Para o biólogo Jorge Palmeirim, que integra a direcção da Liga da Protecção da Natureza, a classificação como Reserva da Biosfera “dá mais responsabilidade ao Governo” na forma como gere a Arrábida daqui para a frente. O responsável recorda que “o Governo teve uma oportunidade excelente de tirar a cimenteira da serra”, há um ano, aquando da renovação da licença ambiental, “mas com o Simplex ambiental nada foi feito”.
Jorge Palmeirim considera “ofensas paisagísticas” tanto a fábrica do Outão como as pedreiras Vale de Mós A e B, de onde a Secil extrai marga e calcário na propriedade Quinta de Vale de Rasca. “Isto é a mesma coisa que ter uma cimenteira à porta do Mosteiro dos Jerónimos em Lisboa”, compara o biólogo.
Numa carta aberta divulgada em 2023, a LPN pedia à cimenteira Secil para encerrar definitivamente a actividade na região, em vez de tentar aumentar a área de exploração de calcário no Parque Natural da Arrábida – estatuto de protecção que já conta com quase 50 anos.
Na missiva, apoiada por várias associações ambientalistas, a LPN recomendava não só uma solução justa para os trabalhadores daquelas unidades da Secil, mas também a definição de um plano de reabilitação das áreas esventradas para a extracção de minerais.
“A fábrica está a comer a serra, ela alimenta-se dela. E isto tem um impacto na Arrábida que é, de algum modo, irreversível”, lamenta Jorge Palmeirim, numa chamada telefónica com o Azul.
Contactada pelo Azul, a Secil refere, numa resposta enviada por Nuno Silva, director de comunicação institucional, que a empresa “está há cem anos na Arrábida, vai continuar a estar nas próximas décadas e esta inclusão na Reserva da Biosfera e o crescente aumento do turismo regional comprovam à saciedade que essa presença em nada diminui ou prejudica o nosso fantástico ecossistema, que sempre coexistiu com a actividade humana desse território”.
A Secil recorda ainda que “contribui activamente para o estudo e conservação da serra da Arrábida através do seu Plano Ambiental de Recuperação Paisagística, do vultuoso e prolongado apoio ao Programa Biomares do Parque Marinho Luiz Saldanha e da intensa relação que mantém com universidades, o próprio Parque Natural da Arrábida e com muitos outros stakeholders locais, designadamente associações ambientalistas”.
Presença portuguesa na China
O congresso na China reuniu cerca de quatro mil participantes, contando não só com a intervenção de investigadoras portuguesas nos painéis – as professoras Fernanda Rollo, da Universidade Nova de Lisboa, e Helena Freitas, da Universidade de Coimbra –, mas também com a presença de uma delegação portuguesa.
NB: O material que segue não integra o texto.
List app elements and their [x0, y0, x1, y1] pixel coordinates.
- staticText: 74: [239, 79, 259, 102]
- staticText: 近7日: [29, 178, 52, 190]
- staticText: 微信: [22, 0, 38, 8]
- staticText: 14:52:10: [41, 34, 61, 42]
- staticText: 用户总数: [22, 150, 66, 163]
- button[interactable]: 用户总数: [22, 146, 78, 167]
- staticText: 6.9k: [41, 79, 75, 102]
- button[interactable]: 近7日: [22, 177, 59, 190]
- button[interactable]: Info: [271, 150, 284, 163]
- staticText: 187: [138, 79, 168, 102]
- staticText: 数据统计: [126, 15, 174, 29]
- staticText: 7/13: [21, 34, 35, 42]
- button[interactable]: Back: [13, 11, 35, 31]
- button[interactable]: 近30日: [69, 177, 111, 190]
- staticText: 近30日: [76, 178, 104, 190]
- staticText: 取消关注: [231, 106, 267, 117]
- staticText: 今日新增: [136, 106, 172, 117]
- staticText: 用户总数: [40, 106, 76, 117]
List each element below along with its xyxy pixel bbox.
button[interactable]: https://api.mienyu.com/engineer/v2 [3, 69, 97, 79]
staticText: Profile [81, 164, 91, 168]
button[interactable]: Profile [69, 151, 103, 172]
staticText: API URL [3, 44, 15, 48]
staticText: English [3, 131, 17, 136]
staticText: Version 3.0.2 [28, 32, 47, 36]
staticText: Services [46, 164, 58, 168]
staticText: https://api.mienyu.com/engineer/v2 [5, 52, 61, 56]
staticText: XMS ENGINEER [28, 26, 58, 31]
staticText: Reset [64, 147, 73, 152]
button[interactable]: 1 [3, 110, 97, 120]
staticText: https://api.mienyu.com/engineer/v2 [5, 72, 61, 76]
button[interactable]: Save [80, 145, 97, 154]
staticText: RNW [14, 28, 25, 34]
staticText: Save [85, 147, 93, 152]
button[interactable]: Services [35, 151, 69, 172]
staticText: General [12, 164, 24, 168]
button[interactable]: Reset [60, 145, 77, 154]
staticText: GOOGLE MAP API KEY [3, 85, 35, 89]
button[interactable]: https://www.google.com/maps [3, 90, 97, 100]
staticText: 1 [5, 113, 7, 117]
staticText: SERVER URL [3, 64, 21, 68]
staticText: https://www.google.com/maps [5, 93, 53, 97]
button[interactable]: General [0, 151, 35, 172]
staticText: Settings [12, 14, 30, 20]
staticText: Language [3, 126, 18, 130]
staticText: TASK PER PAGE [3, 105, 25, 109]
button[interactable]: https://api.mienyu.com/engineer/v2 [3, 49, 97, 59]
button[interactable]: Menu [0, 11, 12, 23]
“Integradas numa rede global que atravessa fronteiras e culturas, as Reservas da Biosfera mostram que é possível restaurar ecossistemas degradados, promover economias sustentáveis e fortalecer comunidades que assumem a salvaguarda da biodiversidade”, afirma a investigadora Helena Freitas, coordenadora do Centro de Ecologia Funcional e da Cátedra UNESCO em Biodiversidade e Conservação para o Desenvolvimento Sustentável, citada num comunicado da Universidade de Coimbra.
A comitiva nacional era composta pelo autarca de Palmela Álvaro Amaro, em representação da Comissão Executiva da Arrábida, pela secretária-geral da AMRS, Sofia Martins, e membros da Comissão Técnica da Arrábida, em representação dos municípios de Sesimbra e Setúbal e da AMRS, segundo uma nota de imprensa da associação.